While the performance delivered by Spark has enabled data scientists to undertake sophisticated analyses on big and complex data in actionable timeframes, too often, the process of manually configuring the underlying Spark jobs (including the number and size of the executors) can be a significant and time consuming undertaking. Not only it does this configuration process typically rely heavily on repeated trial-and-error, it necessitates that data scientists have a low-level understanding of Spark and detailed cluster sizing information. At Alpine Data we have been working to eliminate this requirement, and develop algorithms that can be used to automatically tune Spark jobs with minimal user involvement,
In this presentation, we discuss the algorithms we have developed and illustrate how they leverage information about the size of the data being analyzed, the analytical operations being used in the flow, the cluster size, configuration and real-time utilization, to automatically determine the optimal Spark job configuration for peak performance.

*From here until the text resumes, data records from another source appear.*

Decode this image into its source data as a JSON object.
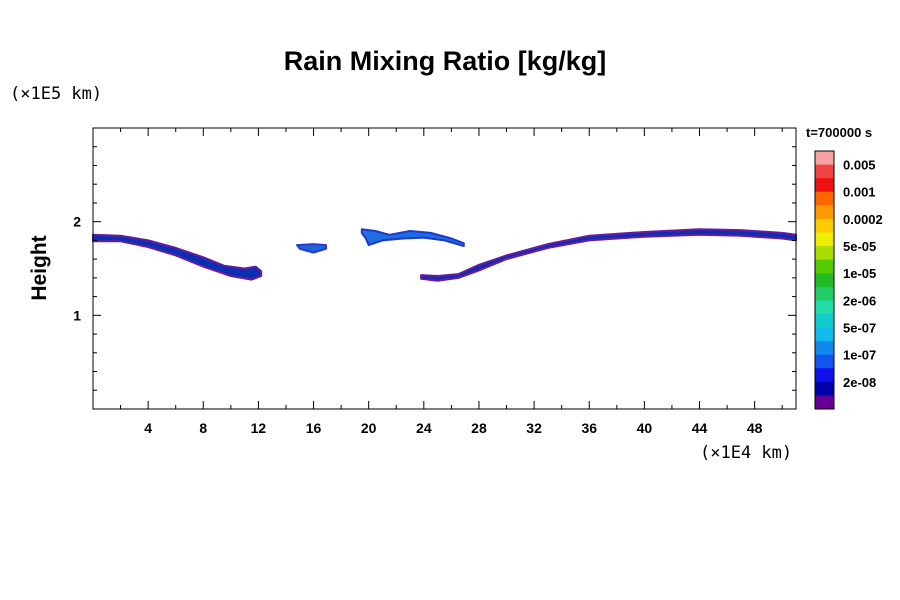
{
  "chart_data": {
    "type": "heatmap",
    "title": "Rain Mixing Ratio [kg/kg]",
    "ylabel": "Height",
    "x_unit": "(×1E4 km)",
    "y_unit": "(×1E5 km)",
    "time_label": "t=700000 s",
    "xlim": [
      0,
      51
    ],
    "ylim": [
      0,
      3
    ],
    "x_ticks": [
      4,
      8,
      12,
      16,
      20,
      24,
      28,
      32,
      36,
      40,
      44,
      48
    ],
    "y_ticks": [
      1,
      2
    ],
    "colorbar": {
      "labels": [
        "0.005",
        "0.001",
        "0.0002",
        "5e-05",
        "1e-05",
        "2e-06",
        "5e-07",
        "1e-07",
        "2e-08"
      ],
      "colors": [
        "#f7a3a3",
        "#ee4444",
        "#ee1111",
        "#ff6600",
        "#ff9900",
        "#ffcc00",
        "#eeee00",
        "#aadd00",
        "#55cc00",
        "#22bb22",
        "#22cc66",
        "#22ddaa",
        "#11cccc",
        "#11bbee",
        "#1188ee",
        "#1155ee",
        "#1111ee",
        "#0000aa",
        "#660099"
      ]
    },
    "features": [
      {
        "name": "band-left",
        "fill": "#0a2fb0",
        "edge": "#6a1aa0",
        "top": [
          [
            0,
            1.86
          ],
          [
            2,
            1.85
          ],
          [
            4,
            1.8
          ],
          [
            6,
            1.72
          ],
          [
            8,
            1.62
          ],
          [
            9.5,
            1.53
          ],
          [
            11,
            1.5
          ],
          [
            11.8,
            1.52
          ],
          [
            12.2,
            1.47
          ]
        ],
        "bottom": [
          [
            12.2,
            1.42
          ],
          [
            11.5,
            1.38
          ],
          [
            10,
            1.42
          ],
          [
            8,
            1.52
          ],
          [
            6,
            1.64
          ],
          [
            4,
            1.73
          ],
          [
            2,
            1.79
          ],
          [
            0,
            1.79
          ]
        ]
      },
      {
        "name": "blob-small",
        "fill": "#1e63d8",
        "edge": "#2a3ad0",
        "top": [
          [
            14.8,
            1.75
          ],
          [
            16,
            1.76
          ],
          [
            16.9,
            1.75
          ]
        ],
        "bottom": [
          [
            16.9,
            1.71
          ],
          [
            16,
            1.67
          ],
          [
            15,
            1.71
          ]
        ]
      },
      {
        "name": "arc-upper",
        "fill": "#1e6ee0",
        "edge": "#1d3ad0",
        "top": [
          [
            19.5,
            1.92
          ],
          [
            20.5,
            1.9
          ],
          [
            21.5,
            1.86
          ],
          [
            23,
            1.9
          ],
          [
            24.5,
            1.88
          ],
          [
            26,
            1.82
          ],
          [
            26.9,
            1.77
          ]
        ],
        "bottom": [
          [
            26.9,
            1.74
          ],
          [
            25.5,
            1.8
          ],
          [
            24,
            1.83
          ],
          [
            22.5,
            1.82
          ],
          [
            21,
            1.8
          ],
          [
            20,
            1.75
          ],
          [
            19.8,
            1.82
          ],
          [
            19.5,
            1.88
          ]
        ]
      },
      {
        "name": "band-right",
        "fill": "#0a2fb0",
        "edge": "#6a1aa0",
        "top": [
          [
            23.8,
            1.43
          ],
          [
            25,
            1.42
          ],
          [
            26.5,
            1.44
          ],
          [
            28,
            1.54
          ],
          [
            30,
            1.64
          ],
          [
            33,
            1.76
          ],
          [
            36,
            1.85
          ],
          [
            40,
            1.89
          ],
          [
            44,
            1.92
          ],
          [
            47,
            1.91
          ],
          [
            50,
            1.88
          ],
          [
            51,
            1.86
          ]
        ],
        "bottom": [
          [
            51,
            1.8
          ],
          [
            50,
            1.82
          ],
          [
            47,
            1.85
          ],
          [
            44,
            1.86
          ],
          [
            40,
            1.84
          ],
          [
            36,
            1.8
          ],
          [
            33,
            1.72
          ],
          [
            30,
            1.6
          ],
          [
            28,
            1.48
          ],
          [
            26.5,
            1.4
          ],
          [
            25,
            1.37
          ],
          [
            23.8,
            1.39
          ]
        ]
      }
    ]
  }
}
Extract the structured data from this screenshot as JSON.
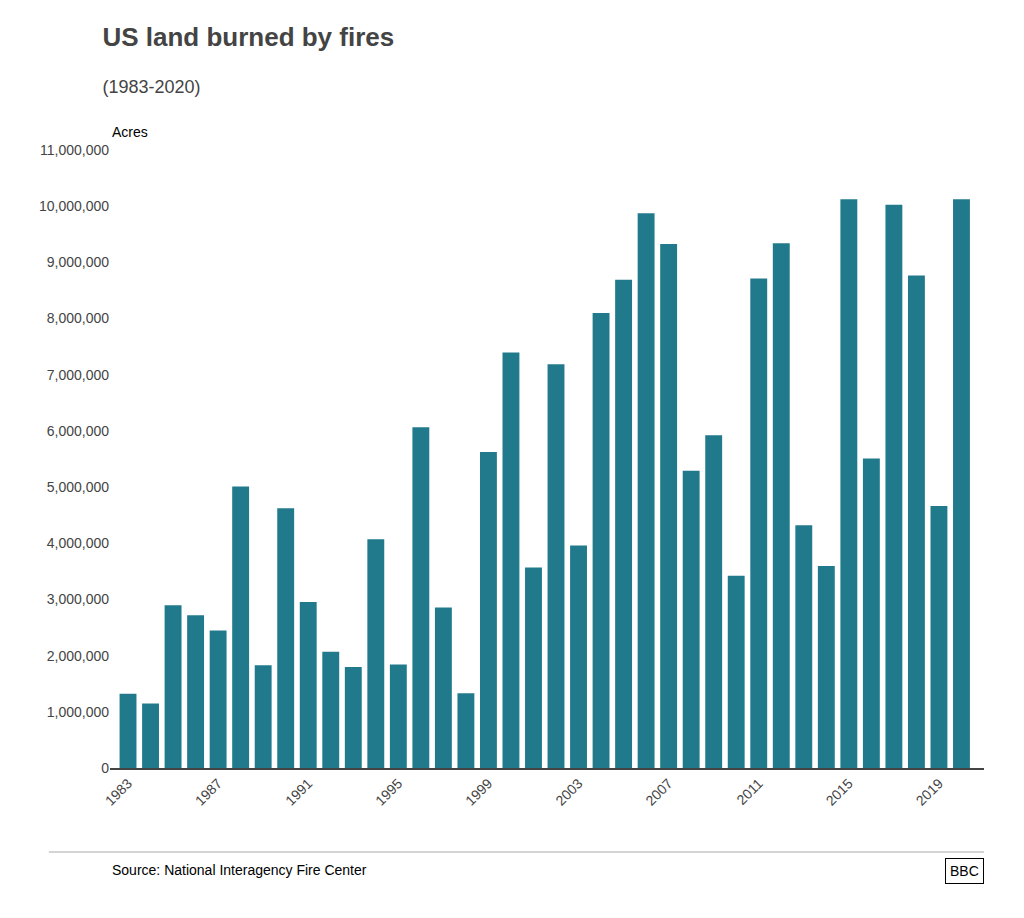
{
  "chart_data": {
    "type": "bar",
    "title": "US land burned by fires",
    "subtitle": "(1983-2020)",
    "ylabel": "Acres",
    "annotations": [
      "Source: National Interagency Fire Center",
      "BBC"
    ],
    "color": "#217a8c",
    "x": [
      1983,
      1984,
      1985,
      1986,
      1987,
      1988,
      1989,
      1990,
      1991,
      1992,
      1993,
      1994,
      1995,
      1996,
      1997,
      1998,
      1999,
      2000,
      2001,
      2002,
      2003,
      2004,
      2005,
      2006,
      2007,
      2008,
      2009,
      2010,
      2011,
      2012,
      2013,
      2014,
      2015,
      2016,
      2017,
      2018,
      2019,
      2020
    ],
    "values": [
      1323666,
      1148409,
      2896176,
      2719162,
      2447296,
      5009290,
      1827310,
      4621621,
      2953578,
      2069929,
      1797574,
      4073579,
      1840546,
      6065998,
      2856959,
      1329704,
      5626093,
      7393493,
      3570911,
      7184712,
      3960842,
      8097880,
      8689389,
      9873745,
      9328045,
      5292468,
      5921786,
      3422724,
      8711367,
      9338759,
      4319546,
      3595613,
      10125149,
      5509995,
      10026086,
      8767492,
      4664364,
      10122336
    ],
    "xlim": [
      1982.2,
      2021.0
    ],
    "xticks": [
      1983,
      1987,
      1991,
      1995,
      1999,
      2003,
      2007,
      2011,
      2015,
      2019
    ],
    "ylim": [
      0,
      11000000
    ],
    "yticks": [
      0,
      {
        "value": 1000000,
        "label": "1,000,000"
      },
      {
        "value": 2000000,
        "label": "2,000,000"
      },
      {
        "value": 3000000,
        "label": "3,000,000"
      },
      {
        "value": 4000000,
        "label": "4,000,000"
      },
      {
        "value": 5000000,
        "label": "5,000,000"
      },
      {
        "value": 6000000,
        "label": "6,000,000"
      },
      {
        "value": 7000000,
        "label": "7,000,000"
      },
      {
        "value": 8000000,
        "label": "8,000,000"
      },
      {
        "value": 9000000,
        "label": "9,000,000"
      },
      {
        "value": 10000000,
        "label": "10,000,000"
      },
      {
        "value": 11000000,
        "label": "11,000,000"
      }
    ],
    "grid": false
  }
}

Lawrence Spracklen leads engineering at Alpine Data. He is tasked with the development of Alpine’s advanced analytics platform, which makes extensive use of Spark. Prior to joining Alpine, Lawrence worked at Ayasdi as both VP of Engineering and Chief Architect. Before this, Lawrence spent over a decade working at Sun Microsystems, Nvidia and VMware, where he led teams focused on the intersection of hardware architecture and software performance and scalability. Lawrence holds a Ph.D. in Electronic engineering from the University of Aberdeen, a B.Sc. in Computational Physics from the University of York and has been issued over 40 US patents.